I guess what some companies looking for a website don't know/ignore is : anybody can say he is a graphic designer/webdevelopper/webdesigner/UI designer with basic knowledge (or even none, yes I have seen that) in either. Whereas "real ones" can go the extra mile and produce maintainable, effective websites. I try to "educate" the client and explain that Webdesigning involves skills that "print only" graphic designers don't have. When this works I usualy send the client towards designers I have already worked with and have a common workflow with.
This said, it often happens for many reasons that you end up building websites with people that have graphic skills and no webdesigning skills. In this situation, the best way I have found to save coding time and not end up with a undevellopable layouts is to be involved in the design process and communicate with the designer and explain what you can/cannot do and what would be simpler/better from your point of view.
Although this can be difficult to organize in some situations, it is capital to explain to the client and the designer that "if you think webdesigning form the bigining of a web project you end up saving time, money and headeachs" and that you will be happy to take part in the designing process to save that time money and headeachs.
This is the worflow I try to follow in most projects :
- The designer builds graphic standards if they don't exist (I usualy don't get involved here.
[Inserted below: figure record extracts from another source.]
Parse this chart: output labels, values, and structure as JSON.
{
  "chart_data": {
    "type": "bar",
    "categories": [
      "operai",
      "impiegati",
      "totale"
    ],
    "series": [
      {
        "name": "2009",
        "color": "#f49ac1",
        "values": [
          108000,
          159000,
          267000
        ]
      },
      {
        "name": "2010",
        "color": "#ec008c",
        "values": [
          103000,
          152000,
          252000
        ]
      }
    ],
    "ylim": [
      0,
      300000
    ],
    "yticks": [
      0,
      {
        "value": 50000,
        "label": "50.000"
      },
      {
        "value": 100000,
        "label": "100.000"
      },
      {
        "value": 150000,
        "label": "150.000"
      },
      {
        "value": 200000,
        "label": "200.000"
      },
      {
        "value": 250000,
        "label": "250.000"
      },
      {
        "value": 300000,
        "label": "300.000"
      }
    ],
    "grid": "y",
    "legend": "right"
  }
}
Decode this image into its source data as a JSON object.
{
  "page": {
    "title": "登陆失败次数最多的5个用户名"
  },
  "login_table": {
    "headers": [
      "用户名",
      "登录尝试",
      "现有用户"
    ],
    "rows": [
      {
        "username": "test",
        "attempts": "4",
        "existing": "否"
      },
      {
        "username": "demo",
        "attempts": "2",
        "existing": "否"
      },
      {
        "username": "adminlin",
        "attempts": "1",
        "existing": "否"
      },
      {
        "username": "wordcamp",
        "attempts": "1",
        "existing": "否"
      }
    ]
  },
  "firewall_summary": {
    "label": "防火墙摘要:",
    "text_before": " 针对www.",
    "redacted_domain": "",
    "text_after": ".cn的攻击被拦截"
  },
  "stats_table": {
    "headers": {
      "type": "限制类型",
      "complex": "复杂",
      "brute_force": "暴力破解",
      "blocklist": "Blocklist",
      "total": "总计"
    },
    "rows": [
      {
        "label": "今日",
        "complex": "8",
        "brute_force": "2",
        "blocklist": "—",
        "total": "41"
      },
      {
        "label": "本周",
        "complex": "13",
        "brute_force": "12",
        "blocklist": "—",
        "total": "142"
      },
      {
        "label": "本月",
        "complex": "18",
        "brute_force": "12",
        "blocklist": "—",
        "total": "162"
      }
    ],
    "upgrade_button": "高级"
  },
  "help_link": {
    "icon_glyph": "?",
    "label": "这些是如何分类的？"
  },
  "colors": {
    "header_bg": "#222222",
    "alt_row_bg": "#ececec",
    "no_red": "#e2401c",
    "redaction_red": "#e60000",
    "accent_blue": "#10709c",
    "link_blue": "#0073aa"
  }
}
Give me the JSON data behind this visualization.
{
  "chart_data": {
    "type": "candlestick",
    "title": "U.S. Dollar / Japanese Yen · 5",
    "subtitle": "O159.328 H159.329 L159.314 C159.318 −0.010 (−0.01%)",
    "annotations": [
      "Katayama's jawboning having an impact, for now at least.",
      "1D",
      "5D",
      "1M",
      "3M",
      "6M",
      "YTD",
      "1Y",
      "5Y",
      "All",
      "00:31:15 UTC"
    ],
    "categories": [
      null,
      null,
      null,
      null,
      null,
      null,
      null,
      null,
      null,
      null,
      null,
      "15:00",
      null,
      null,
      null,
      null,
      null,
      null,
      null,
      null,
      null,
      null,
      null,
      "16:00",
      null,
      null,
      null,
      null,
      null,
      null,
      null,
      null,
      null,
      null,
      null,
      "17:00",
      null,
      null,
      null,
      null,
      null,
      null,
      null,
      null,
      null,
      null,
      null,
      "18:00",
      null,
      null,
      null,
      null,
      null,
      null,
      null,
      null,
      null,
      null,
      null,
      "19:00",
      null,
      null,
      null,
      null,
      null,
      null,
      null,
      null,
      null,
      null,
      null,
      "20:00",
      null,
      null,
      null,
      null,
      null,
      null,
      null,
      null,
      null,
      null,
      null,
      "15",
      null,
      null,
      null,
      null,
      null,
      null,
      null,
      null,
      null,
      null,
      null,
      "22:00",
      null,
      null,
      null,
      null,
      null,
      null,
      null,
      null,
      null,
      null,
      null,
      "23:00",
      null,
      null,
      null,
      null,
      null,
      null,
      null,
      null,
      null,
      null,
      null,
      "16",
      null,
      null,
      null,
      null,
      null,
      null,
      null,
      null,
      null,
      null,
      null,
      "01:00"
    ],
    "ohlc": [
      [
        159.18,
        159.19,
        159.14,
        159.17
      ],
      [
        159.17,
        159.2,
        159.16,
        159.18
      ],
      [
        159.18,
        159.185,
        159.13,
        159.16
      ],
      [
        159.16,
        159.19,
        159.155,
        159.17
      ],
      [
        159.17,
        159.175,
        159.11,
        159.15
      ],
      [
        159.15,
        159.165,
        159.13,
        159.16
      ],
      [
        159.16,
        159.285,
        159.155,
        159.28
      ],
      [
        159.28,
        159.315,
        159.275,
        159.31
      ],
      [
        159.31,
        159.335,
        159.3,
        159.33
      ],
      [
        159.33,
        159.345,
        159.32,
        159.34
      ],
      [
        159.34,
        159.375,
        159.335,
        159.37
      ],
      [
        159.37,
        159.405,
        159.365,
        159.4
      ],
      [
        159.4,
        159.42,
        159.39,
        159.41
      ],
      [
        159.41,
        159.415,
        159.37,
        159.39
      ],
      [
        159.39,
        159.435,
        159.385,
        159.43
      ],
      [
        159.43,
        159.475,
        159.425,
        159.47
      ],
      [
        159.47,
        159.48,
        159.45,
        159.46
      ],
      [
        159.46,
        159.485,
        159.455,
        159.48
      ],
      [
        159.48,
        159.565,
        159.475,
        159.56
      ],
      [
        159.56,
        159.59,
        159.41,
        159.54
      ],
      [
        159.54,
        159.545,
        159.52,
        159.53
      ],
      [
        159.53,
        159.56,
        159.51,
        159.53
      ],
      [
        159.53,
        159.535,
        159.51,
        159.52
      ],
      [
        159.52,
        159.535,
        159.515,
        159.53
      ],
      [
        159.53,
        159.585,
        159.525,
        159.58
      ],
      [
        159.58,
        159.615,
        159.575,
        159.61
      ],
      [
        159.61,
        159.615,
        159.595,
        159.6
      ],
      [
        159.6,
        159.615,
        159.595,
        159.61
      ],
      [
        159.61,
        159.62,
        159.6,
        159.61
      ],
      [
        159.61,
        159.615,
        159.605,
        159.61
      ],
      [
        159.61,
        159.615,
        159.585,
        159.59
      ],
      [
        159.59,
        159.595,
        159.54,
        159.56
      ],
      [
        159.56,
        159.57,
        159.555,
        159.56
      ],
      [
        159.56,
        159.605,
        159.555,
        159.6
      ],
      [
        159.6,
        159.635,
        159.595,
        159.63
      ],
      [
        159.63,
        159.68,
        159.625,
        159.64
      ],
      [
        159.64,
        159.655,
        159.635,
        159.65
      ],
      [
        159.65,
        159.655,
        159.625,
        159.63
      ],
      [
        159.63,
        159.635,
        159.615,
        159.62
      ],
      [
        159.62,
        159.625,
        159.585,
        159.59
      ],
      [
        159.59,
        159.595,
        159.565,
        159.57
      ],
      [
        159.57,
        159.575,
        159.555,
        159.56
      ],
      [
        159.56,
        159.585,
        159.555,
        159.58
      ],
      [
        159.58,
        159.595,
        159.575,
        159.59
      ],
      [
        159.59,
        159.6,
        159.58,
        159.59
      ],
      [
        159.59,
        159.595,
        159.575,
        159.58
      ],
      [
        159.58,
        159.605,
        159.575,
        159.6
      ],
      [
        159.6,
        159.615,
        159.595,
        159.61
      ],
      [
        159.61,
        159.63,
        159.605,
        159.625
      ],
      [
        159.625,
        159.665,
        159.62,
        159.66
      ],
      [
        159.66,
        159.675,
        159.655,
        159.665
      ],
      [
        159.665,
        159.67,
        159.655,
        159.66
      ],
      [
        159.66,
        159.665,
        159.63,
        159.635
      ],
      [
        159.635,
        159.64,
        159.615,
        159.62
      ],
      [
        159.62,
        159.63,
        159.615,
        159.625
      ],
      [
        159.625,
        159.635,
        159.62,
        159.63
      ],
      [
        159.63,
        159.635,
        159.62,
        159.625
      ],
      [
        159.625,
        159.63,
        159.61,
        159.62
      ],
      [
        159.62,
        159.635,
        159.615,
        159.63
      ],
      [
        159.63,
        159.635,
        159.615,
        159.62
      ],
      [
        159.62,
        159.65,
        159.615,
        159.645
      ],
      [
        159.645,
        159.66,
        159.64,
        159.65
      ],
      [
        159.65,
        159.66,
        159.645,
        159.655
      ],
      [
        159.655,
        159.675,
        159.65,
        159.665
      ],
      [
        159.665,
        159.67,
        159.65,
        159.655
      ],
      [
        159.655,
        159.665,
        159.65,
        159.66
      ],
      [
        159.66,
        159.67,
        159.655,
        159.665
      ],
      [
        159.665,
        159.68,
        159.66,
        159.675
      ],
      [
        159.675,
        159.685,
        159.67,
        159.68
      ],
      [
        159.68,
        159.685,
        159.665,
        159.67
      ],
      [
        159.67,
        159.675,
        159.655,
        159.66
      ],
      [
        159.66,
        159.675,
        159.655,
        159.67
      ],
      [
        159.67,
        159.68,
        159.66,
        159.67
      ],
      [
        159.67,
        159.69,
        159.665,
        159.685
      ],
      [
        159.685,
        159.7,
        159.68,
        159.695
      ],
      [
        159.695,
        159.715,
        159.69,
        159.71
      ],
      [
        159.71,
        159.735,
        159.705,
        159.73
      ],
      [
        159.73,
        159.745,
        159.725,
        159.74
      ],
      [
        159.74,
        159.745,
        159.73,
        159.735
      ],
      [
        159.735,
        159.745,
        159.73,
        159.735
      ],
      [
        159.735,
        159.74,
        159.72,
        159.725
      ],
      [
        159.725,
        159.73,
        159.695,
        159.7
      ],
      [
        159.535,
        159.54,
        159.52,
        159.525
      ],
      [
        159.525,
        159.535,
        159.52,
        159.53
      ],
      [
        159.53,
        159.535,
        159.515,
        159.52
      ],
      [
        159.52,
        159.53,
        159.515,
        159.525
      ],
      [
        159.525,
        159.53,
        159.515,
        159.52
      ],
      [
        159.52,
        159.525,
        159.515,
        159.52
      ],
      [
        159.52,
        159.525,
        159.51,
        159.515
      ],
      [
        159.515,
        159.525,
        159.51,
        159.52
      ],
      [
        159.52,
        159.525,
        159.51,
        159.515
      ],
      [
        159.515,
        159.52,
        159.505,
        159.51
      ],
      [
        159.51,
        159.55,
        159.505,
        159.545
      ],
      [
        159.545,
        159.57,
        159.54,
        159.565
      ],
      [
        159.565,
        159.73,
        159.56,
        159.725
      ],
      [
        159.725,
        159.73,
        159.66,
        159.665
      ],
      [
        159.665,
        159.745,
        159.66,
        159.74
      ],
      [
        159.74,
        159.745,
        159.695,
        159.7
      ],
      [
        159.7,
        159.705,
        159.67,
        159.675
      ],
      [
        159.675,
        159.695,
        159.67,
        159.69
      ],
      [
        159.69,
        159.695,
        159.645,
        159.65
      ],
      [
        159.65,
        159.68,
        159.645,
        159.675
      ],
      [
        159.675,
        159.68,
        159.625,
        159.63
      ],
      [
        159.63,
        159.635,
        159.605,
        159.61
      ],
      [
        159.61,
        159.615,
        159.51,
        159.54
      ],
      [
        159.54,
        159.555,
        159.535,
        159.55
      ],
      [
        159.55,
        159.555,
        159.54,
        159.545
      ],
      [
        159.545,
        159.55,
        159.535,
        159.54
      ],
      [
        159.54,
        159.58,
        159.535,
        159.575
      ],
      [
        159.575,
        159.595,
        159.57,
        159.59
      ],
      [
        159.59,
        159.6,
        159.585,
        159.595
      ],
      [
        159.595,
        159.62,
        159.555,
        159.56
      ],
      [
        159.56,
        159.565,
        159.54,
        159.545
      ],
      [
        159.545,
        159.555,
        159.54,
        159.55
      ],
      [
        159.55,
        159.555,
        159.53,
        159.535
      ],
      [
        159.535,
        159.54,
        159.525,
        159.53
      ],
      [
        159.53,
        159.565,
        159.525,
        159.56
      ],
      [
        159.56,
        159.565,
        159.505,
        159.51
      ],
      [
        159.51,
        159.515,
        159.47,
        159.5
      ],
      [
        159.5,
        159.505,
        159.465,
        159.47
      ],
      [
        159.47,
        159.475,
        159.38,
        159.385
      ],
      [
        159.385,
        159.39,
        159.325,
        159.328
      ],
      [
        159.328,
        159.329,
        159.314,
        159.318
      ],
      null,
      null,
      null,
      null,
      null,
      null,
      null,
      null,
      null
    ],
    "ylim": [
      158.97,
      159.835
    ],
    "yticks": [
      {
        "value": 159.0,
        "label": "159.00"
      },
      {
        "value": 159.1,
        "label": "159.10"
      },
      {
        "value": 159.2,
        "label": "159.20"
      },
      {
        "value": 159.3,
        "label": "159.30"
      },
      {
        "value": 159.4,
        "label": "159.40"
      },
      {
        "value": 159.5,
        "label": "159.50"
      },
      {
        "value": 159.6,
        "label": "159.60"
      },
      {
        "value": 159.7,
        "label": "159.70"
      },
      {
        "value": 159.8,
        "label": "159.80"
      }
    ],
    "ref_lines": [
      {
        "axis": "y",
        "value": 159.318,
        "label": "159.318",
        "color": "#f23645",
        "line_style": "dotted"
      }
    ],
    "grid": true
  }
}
I just try to hint the designer towards web compliant fonts ex: google fonts)
- Mokup made by the designer. I get involved here and work with the designer to build web compliant layouts (especialy for responsive ones) before the client sees it.
- client validates mokup
- I code the mokup
The time I have spend communicating and working with the designer is saved during the coding process and this ends up with simpler, more maintainable and neatter code.
This doesn't save you from a happy designer calling you on friday evening with a very pretty mokup that the client has seen and now wants with this sentence : "Hey pall, could you code this for me, deadline is ... yesterday!" Then the whole theory falls apart and if you are looking for work at that moment, you're good for a headeach all week end.
I don't think this is very different than any code related on not project, the best way to work with other people is to communicate with them.